A highly acclaimed writer and editor, Bill Buford left his job at The New Yorker for a most unlikely destination: the kitchen at Babbo, the revolutionary Italian restaurant created and ruled by superstar chef Mario Batali. Finally realizing a long-held desire to learn first-hand the experience of restaurant cooking, Buford soon finds himself drowning in improperly cubed carrots and scalding pasta water on his quest to learn the tricks of the trade. His love of Italian food then propels him on journeys further afield: to Italy, to discover the secrets of pasta-making and, finally, how to properly slaughter a pig. Throughout, Buford stunningly details the complex aspects of Italian cooking and its long history, creating an engrossing and visceral narrative stuffed with insight and humor.


About the Author

Bill Buford is a Staff Writer and European Correspondent for The New Yorker. He was the Fiction Editor of the magazine for eight years, from April 1995 to December 2002. Before that he edited Granta magazine for sixteen years and, in 1989, became the publisher of Granta Books. He has edited three anthologies: The Best of Granta Travel, The Best of Granta Reportage, and The Granta Book of the Family. Bill is also the author of Among the Thugs (Norton, 1992), a highly personal nonfiction account of crowd violence and British soccer hooliganism. For The New Yorker, he has written about sweatshops, the singer-songwriter Lucinda Williams, and chef Mario Batali. Born in Baton Rouge, Louisiana, in 1954, Bill Buford grew up in California and was educated at the University of California at Berkeley and at Kings College, Cambridge, where he was awarded a Marshall Scholarship for his work on Shakespeare's plays and sonnets. He lives in New York City with his wife, Jessica Green, and their two sons.
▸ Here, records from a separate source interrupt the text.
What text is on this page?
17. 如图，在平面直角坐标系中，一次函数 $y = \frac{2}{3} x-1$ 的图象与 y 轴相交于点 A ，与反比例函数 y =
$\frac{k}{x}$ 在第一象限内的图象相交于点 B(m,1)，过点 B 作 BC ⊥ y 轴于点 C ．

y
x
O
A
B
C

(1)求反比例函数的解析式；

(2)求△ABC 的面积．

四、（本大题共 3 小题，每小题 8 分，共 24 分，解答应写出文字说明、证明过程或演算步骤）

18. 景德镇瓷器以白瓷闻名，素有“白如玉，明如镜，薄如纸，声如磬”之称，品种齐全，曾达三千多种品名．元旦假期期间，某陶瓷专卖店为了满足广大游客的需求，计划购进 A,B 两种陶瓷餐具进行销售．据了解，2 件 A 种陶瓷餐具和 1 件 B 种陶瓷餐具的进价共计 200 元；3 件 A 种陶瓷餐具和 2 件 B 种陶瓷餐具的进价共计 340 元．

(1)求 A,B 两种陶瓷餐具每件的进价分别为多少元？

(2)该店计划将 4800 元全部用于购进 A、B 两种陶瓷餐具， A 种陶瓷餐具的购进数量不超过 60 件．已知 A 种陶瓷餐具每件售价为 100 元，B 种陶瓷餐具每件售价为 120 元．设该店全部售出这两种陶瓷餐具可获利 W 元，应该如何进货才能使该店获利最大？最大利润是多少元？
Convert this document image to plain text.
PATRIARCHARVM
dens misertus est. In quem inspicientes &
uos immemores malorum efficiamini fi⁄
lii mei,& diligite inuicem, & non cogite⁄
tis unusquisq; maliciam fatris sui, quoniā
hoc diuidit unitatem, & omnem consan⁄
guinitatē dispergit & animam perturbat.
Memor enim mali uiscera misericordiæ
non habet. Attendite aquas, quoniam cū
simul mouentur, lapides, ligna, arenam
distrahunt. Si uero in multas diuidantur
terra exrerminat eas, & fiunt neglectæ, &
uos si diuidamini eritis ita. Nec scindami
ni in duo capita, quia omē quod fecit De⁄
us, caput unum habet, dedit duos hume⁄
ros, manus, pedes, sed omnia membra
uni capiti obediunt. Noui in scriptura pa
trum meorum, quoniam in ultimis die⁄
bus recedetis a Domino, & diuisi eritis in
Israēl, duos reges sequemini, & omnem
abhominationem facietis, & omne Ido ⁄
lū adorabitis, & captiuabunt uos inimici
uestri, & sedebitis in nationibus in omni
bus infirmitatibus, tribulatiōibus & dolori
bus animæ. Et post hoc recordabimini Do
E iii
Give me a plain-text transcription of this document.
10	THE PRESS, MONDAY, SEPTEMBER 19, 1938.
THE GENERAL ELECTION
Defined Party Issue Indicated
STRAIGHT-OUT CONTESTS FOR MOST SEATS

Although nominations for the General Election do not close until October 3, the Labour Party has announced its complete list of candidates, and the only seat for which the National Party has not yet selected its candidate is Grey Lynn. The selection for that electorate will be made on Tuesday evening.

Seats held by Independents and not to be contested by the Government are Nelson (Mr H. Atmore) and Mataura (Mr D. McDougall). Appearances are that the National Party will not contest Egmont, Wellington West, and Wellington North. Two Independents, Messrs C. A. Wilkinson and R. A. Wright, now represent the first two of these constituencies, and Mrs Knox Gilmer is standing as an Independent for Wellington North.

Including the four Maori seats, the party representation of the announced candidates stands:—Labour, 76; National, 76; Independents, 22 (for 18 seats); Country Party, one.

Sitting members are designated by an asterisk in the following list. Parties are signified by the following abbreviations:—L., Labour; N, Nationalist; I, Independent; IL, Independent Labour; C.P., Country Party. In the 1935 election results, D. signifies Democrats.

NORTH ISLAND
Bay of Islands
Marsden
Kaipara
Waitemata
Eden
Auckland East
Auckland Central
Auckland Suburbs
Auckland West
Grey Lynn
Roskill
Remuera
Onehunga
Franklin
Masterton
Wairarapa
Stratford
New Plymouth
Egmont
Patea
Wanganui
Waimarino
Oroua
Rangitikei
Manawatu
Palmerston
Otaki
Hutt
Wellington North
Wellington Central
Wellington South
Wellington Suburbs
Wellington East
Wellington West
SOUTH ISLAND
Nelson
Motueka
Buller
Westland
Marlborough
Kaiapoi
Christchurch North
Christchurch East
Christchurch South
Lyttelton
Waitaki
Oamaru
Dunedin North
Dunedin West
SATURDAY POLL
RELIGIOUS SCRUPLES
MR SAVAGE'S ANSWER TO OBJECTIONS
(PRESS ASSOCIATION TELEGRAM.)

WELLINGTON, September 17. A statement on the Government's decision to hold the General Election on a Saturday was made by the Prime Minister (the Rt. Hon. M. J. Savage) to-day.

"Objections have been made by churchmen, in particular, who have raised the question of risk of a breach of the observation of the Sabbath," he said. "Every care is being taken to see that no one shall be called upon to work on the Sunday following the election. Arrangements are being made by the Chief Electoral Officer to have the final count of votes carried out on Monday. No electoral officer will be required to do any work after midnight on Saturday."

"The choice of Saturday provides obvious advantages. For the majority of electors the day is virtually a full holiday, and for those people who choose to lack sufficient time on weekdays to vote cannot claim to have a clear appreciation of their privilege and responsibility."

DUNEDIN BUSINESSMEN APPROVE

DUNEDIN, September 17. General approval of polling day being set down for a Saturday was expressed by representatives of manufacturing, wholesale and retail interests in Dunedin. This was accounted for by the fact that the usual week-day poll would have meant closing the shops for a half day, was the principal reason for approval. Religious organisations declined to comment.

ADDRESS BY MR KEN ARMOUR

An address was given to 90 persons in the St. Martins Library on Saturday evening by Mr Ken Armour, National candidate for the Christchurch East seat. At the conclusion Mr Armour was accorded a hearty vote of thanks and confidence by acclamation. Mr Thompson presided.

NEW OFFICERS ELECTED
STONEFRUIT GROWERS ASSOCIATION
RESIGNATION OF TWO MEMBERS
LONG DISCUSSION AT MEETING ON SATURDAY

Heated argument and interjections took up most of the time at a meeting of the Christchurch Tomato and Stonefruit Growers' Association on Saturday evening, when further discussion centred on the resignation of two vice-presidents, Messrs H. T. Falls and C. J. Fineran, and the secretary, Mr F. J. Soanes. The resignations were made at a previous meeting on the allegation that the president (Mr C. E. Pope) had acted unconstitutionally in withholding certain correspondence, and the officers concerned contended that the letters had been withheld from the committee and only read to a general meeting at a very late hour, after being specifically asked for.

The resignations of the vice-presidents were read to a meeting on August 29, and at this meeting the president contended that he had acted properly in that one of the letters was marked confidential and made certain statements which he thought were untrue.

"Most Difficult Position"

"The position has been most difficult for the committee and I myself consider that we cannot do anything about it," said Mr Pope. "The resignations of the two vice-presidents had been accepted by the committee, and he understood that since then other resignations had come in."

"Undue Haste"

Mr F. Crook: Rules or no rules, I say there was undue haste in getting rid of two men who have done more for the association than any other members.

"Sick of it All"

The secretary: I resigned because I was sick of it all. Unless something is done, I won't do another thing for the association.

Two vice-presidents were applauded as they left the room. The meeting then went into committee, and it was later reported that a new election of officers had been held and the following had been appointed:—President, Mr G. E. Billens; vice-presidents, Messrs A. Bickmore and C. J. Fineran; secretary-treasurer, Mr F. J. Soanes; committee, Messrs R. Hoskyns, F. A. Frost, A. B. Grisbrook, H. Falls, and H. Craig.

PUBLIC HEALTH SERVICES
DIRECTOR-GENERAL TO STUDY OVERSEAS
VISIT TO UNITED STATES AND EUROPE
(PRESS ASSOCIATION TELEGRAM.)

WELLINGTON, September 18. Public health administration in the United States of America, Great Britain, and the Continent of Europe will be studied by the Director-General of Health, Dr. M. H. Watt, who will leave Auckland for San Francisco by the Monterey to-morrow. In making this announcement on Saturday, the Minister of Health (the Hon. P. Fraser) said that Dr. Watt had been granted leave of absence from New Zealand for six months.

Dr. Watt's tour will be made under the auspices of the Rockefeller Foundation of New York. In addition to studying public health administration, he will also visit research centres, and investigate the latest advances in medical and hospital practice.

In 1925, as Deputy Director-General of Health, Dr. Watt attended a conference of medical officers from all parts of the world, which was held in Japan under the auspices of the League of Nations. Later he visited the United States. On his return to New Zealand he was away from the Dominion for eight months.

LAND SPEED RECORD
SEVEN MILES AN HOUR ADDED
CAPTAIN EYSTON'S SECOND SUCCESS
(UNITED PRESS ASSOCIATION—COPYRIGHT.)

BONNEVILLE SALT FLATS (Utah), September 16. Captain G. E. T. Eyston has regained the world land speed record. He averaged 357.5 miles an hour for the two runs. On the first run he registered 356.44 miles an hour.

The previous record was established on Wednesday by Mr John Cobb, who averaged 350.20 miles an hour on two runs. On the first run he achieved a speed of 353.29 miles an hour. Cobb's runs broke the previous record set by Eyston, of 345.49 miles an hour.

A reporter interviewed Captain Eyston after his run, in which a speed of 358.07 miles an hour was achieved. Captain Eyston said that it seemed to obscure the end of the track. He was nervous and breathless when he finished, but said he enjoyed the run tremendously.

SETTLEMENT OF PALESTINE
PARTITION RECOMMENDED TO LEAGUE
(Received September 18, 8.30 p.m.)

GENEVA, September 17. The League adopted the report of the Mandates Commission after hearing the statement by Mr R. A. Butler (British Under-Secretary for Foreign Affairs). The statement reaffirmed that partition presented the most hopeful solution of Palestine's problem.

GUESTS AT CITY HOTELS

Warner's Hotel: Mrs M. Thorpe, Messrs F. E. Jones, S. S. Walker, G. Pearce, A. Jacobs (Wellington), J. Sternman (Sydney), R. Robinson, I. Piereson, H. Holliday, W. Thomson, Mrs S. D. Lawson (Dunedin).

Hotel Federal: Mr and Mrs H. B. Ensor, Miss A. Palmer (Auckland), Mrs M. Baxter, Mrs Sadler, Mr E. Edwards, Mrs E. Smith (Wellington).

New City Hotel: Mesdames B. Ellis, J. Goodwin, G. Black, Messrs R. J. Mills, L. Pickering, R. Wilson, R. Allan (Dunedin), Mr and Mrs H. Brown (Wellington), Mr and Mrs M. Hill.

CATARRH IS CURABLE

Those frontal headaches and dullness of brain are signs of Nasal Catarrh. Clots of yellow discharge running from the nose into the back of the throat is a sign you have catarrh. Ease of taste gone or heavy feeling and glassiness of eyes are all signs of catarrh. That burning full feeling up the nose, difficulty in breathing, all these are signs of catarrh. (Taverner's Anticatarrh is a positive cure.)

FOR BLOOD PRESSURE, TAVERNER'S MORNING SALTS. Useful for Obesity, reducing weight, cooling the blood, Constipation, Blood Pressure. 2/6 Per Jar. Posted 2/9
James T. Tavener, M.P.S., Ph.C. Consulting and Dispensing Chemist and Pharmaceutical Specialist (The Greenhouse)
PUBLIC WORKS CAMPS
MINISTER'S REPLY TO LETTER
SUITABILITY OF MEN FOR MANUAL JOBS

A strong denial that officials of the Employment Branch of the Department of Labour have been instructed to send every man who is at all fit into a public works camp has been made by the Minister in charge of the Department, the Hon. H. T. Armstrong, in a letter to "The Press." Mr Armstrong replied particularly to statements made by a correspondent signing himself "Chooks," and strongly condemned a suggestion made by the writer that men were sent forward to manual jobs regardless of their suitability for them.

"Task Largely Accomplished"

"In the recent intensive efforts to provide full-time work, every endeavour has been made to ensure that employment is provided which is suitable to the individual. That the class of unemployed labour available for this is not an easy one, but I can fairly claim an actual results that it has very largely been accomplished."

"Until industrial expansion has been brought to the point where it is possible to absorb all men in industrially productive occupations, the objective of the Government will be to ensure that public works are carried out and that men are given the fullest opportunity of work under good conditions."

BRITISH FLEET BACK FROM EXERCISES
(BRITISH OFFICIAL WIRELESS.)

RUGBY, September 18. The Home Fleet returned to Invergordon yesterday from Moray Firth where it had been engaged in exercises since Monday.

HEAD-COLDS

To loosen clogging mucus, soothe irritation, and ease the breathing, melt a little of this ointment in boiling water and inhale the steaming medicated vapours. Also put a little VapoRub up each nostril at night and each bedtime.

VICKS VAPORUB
Praise For Heat: An Amateur's Adventures as Kitchen Slave, Line Cook, Pasta-Maker, and Apprentice to a Dante-Quoting Butcher in Tuscany

“Buford develops a superbly detailed picture of life in a top restaurant kitchen. . . Heat is a sumptuous meal.” —The New York Times“Delightful. . . . Charming. . . . [Buford’s] style is . . . happily obsessed with a weird subculture, woozily in love with both cooking and the foul-mouthed, refined-palette world of the chef.” —The Washington Post Book World“Exuberant, hilarious, glorying in its rich and arcane subject matter, Heat is Plimptonesque immersion journalism. . . . With Heat, we have a writer lighting on the subject of a lifetime.” —The Los Angeles Times Book Review



Conversation Starters from ReadingGroupChoices.com

  1. Buford says, "I came to regard the prep kitchen as something like a culinary boot camp." In what ways do the other chefs, Elisa in particular, appear almost militaristic in their approach to cooking? How does Buford's description of the psychical exhaustion he endures help convey the similarities between the Babbo kitchen and boot camp?
  2. Throughout Heat, Buford describes himself as a "kitchen bitch" and "kitchen slave." What does he mean? Do you agree with his assessment of his status in the kitchen of Babbo?
  3. Mario Batali tells Buford, "You learn by working in the kitchen. Not by reading a book or watching a television program or going to cooking school." While Batali has done this in his own career, he is also the host of several cooking shows and author of several cookbooks. Do you agree that the best way to learn to cook is in the kitchen? What have you learned from cooking shows and cookbooks?
  4. In what ways does Batali's celebrity affect his interactions with the staff of Babbo? How is this especially noticeable in his dealings with Andy?
  5. Do you think that Buford is correct in his assessment that Marco Pierre White is the first person to show Mario Batali what a chef could be? Why do you think Batali and White were unable to work together?
  6. When the Babbo cookbook is about to be published, Batali tells his staff that they will have to come up with new recipes since all of the secrets of Babbo will be revealed. Would knowing a restaurant's recipes alter your dining experience? Why or why not?
  7. Dario and Batali try to waste as little as possible. Likewise, when Buford brings home the pig from the green market, he uses all of it except for the lungs. Aside from the obvious financial motivations, why are all of these men unwilling to let any food go to waste?
  8. Buford is completely flummoxed by the lack of interest among the professionals he encounters in the history of pasta. Why do you think Buford is so obsessed with finding out when the egg first appeared in pasta dough? In what ways does he differ from the professionals that he encounters?
  9. Throughout Heat, Buford argues that "food is a concentrated messenger of a culture." What are some of the examples he gives to illustrate his point? Can you think of any examples of this in your own life?
  10. Buford goes to Nashville as part of the Babbo kitchen team to assist in the preparation for a benefit dinner. How is this a turning point for him?
  11. Before Betta teaches Buford how to make tortellini according to her recipe, she repeatedly makes him promise not to share her recipe with Batali. Why is she so emphatic about this request? Do you think that Betta is right to resent Batali's success?
  12. Dario sees himself not as a businessman or butcher but, rather, as an artisan. How does this impact the way that he runs his shop and interacts with his customers? What does Buford mean when he calls Dario "an artist, whose subject was loss?"
  13. Has Heat changed your views on dining out and the world of professional cooking? If so, how?